When it is activated, all the machine’s lift and drive functions are halted and the alarm sounds and beacons flash.

Normal machine functions cannot resume without the activation cable being clicked back into place.

Described as robust, simple to use and unobtrusive for the operator, the system is functional only when the footswitch is depressed and it can reduce the risk of operators applying unintentional contact pressure on the boom’s control panel.

Federal-Mogul Powertrain has innovated a new process for evaluating the corrosion resistance of diesel cylinder liners.

By allowing for direct comparison between different materials and coating processes, it enables Federal-Mogul Powertrain to supply more durable components for challenging applications where increased wear on ferrous cylinder bore surfaces is caused by more sulphur-rich fuel and increasing rates of EGR (exhaust gas recirculation).

Gian Maria Olivetti, chief technology officer at Federal-Mogul Powertrain, said, “Advanced thermally sprayed liner solutions, like our Sprayfit thin-walled liner, could combine effective heat dissipation with the benefit of a wide range of wear resistant surfaces.

“However, it remains necessary to evaluate the performance of alternative material choices in a reliable way and we now have a proven process to achieve this.”

Federal-Mogul Powertrain’s new procedure for comparing the corrosion resistance of different materials during engine operation enables the company to unpick the complex relationship between mechanical wear and corrosion, and independently evaluate
the two.

It can then identify the most resistant materials for both bulk applications and surface coatings.

Resistant materials

Moving from the inside of the machine to the outside, Sandvik has been developing resistant materials for fortifying external structures.

Its new HX900 wear plates claim to have the longest wear life on the market.

Made of a material that combines the wear resistance of cemented carbide with the shock resistance, ductility and forming capability of nodular iron – it has 80 to 90% of the strength of pure nodular iron – the wear segments are available as buttons, runners and bars.

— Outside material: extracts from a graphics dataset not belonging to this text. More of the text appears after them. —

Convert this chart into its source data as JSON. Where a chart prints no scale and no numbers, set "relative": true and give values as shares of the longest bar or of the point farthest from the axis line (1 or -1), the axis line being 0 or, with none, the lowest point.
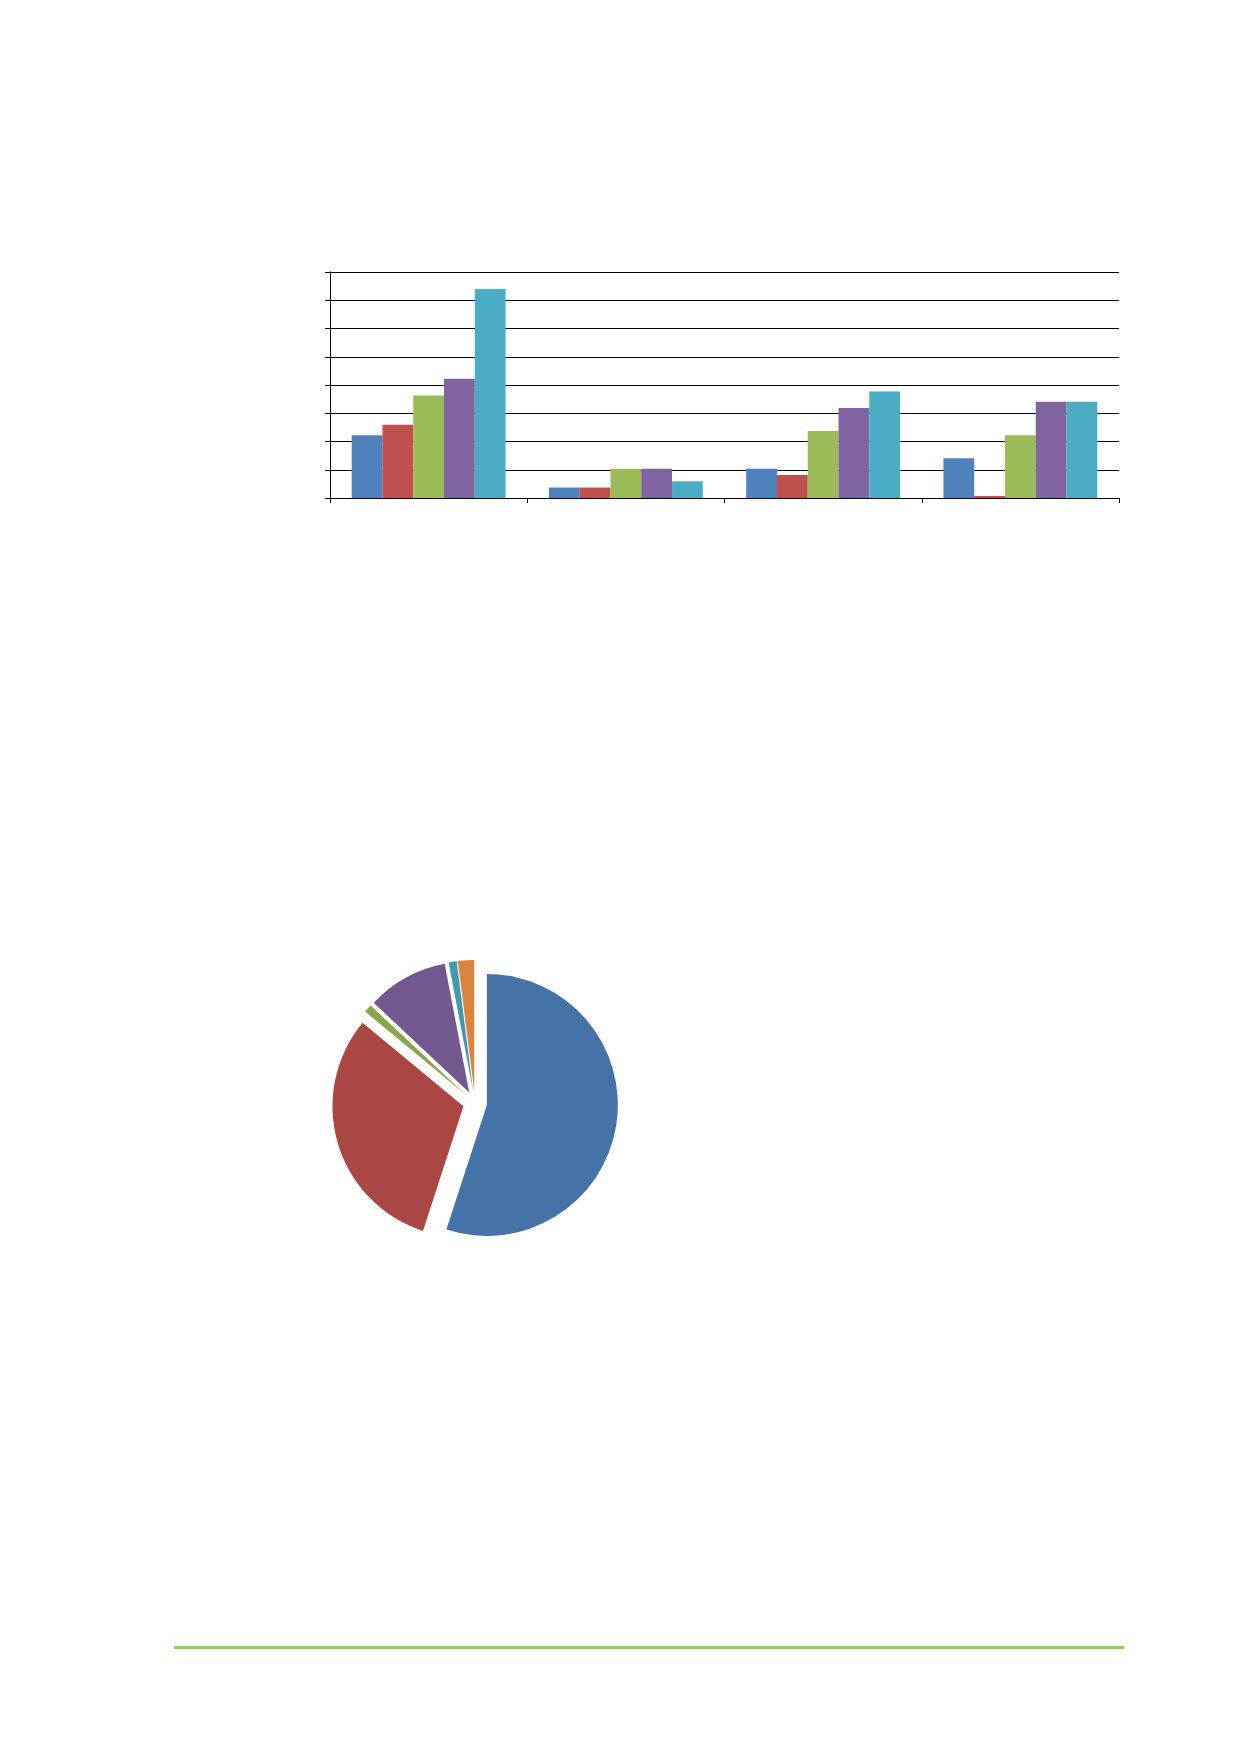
{
  "chart_data": [
    {
      "type": "bar",
      "relative": true,
      "categories": [
        null,
        null,
        null,
        null
      ],
      "grid": "y",
      "series": [
        {
          "color": "#4f81bd",
          "values": [
            0.3,
            0.05,
            0.14,
            0.19
          ]
        },
        {
          "color": "#c0504d",
          "values": [
            0.35,
            0.05,
            0.11,
            0.01
          ]
        },
        {
          "color": "#9bbb59",
          "values": [
            0.49,
            0.14,
            0.32,
            0.3
          ]
        },
        {
          "color": "#8064a2",
          "values": [
            0.57,
            0.14,
            0.43,
            0.46
          ]
        },
        {
          "color": "#4bacc6",
          "values": [
            1,
            0.08,
            0.51,
            0.46
          ]
        }
      ]
    },
    {
      "type": "pie",
      "categories": [
        null,
        null,
        null,
        null,
        null,
        null
      ],
      "values": [
        55,
        31,
        1,
        10,
        1,
        2
      ],
      "colors": [
        "#4572a7",
        "#aa4643",
        "#89a54e",
        "#71588f",
        "#4198af",
        "#db843d"
      ]
    }
  ]
}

In button form, the dome shape gives maximum protection and minimises the effect of impact. The round shape also virtually eliminates the risk of weld crack propagating into the parent material.

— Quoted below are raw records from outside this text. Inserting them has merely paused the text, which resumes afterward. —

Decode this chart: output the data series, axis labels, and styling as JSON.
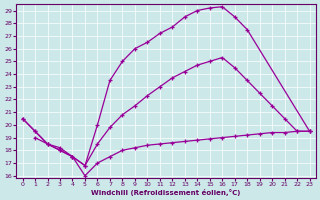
{
  "xlabel": "Windchill (Refroidissement éolien,°C)",
  "bg_color": "#cce8e8",
  "line_color": "#990099",
  "xlim": [
    -0.5,
    23.5
  ],
  "ylim": [
    15.8,
    29.5
  ],
  "xticks": [
    0,
    1,
    2,
    3,
    4,
    5,
    6,
    7,
    8,
    9,
    10,
    11,
    12,
    13,
    14,
    15,
    16,
    17,
    18,
    19,
    20,
    21,
    22,
    23
  ],
  "yticks": [
    16,
    17,
    18,
    19,
    20,
    21,
    22,
    23,
    24,
    25,
    26,
    27,
    28,
    29
  ],
  "curve1_x": [
    0,
    1,
    2,
    3,
    4,
    5,
    6,
    7,
    8,
    9,
    10,
    11,
    12,
    13,
    14,
    15,
    16,
    17,
    18,
    23
  ],
  "curve1_y": [
    20.5,
    19.5,
    18.5,
    18.0,
    17.5,
    16.8,
    20.0,
    23.5,
    25.0,
    26.0,
    26.5,
    27.2,
    27.7,
    28.5,
    29.0,
    29.2,
    29.3,
    28.5,
    27.5,
    19.5
  ],
  "curve2_x": [
    0,
    1,
    2,
    3,
    4,
    5,
    6,
    7,
    8,
    9,
    10,
    11,
    12,
    13,
    14,
    15,
    16,
    17,
    18,
    19,
    20,
    21,
    22,
    23
  ],
  "curve2_y": [
    20.5,
    19.5,
    18.5,
    18.0,
    17.5,
    16.8,
    18.5,
    19.8,
    20.8,
    21.5,
    22.3,
    23.0,
    23.7,
    24.2,
    24.7,
    25.0,
    25.3,
    24.5,
    23.5,
    22.5,
    21.5,
    20.5,
    19.5,
    19.5
  ],
  "curve3_x": [
    1,
    2,
    3,
    4,
    5,
    6,
    7,
    8,
    9,
    10,
    11,
    12,
    13,
    14,
    15,
    16,
    17,
    18,
    19,
    20,
    21,
    22,
    23
  ],
  "curve3_y": [
    19.0,
    18.5,
    18.2,
    17.5,
    16.0,
    17.0,
    17.5,
    18.0,
    18.2,
    18.4,
    18.5,
    18.6,
    18.7,
    18.8,
    18.9,
    19.0,
    19.1,
    19.2,
    19.3,
    19.4,
    19.4,
    19.5,
    19.5
  ]
}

As runners, they can be used to protect large areas, such as on the bottom of buckets.

And as bars, they can be used to form a mosaic pattern that counters highly abrasive applications. The mild steel backing plate is notched so that it can easily be cut into smaller pieces if required.

All of these applications help to maintain the original shape of vital equipment surfaces, including crushers, loader buckets, chutes and excavators.

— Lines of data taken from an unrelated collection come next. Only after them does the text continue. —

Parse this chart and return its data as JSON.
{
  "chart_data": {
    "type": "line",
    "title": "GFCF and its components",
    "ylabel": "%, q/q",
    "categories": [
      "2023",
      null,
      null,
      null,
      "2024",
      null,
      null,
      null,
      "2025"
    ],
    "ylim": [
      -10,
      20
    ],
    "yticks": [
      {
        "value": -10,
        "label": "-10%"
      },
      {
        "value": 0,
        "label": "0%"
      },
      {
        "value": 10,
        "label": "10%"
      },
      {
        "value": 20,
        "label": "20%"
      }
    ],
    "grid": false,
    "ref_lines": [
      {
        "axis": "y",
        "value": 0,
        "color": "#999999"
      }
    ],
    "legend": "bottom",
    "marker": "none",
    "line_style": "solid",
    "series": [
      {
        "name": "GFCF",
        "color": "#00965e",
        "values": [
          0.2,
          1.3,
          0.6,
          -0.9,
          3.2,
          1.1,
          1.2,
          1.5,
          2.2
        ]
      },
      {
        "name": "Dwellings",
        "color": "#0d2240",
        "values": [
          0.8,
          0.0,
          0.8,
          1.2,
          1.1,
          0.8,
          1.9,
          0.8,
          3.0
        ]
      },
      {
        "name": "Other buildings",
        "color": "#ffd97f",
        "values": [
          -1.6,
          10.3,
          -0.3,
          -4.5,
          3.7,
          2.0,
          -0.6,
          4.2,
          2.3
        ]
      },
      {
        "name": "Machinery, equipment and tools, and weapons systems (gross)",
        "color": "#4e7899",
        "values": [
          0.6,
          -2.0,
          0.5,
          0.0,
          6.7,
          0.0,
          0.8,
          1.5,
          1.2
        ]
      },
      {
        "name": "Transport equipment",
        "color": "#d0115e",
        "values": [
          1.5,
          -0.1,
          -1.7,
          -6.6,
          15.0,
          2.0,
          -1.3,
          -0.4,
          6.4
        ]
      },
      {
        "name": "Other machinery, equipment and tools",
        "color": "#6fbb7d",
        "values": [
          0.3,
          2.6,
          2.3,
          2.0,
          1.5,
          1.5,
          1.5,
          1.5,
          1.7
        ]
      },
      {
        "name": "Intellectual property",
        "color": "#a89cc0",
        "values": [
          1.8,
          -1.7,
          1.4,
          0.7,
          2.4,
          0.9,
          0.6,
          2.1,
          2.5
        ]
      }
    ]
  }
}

They can be used in places that are inaccessible for installing wear liners, and with a wear resistance that exceeds that of common hardened steel, Ni-hard, hard facing and ceramics by up to 15 times, the plates might offer a better alternative to conventional wear protection.

Furthermore, the wear life of HX900 wear segments is said to be about five times longer than white iron and 20 times longer than quenched steel, which means fewer stops and less maintenance.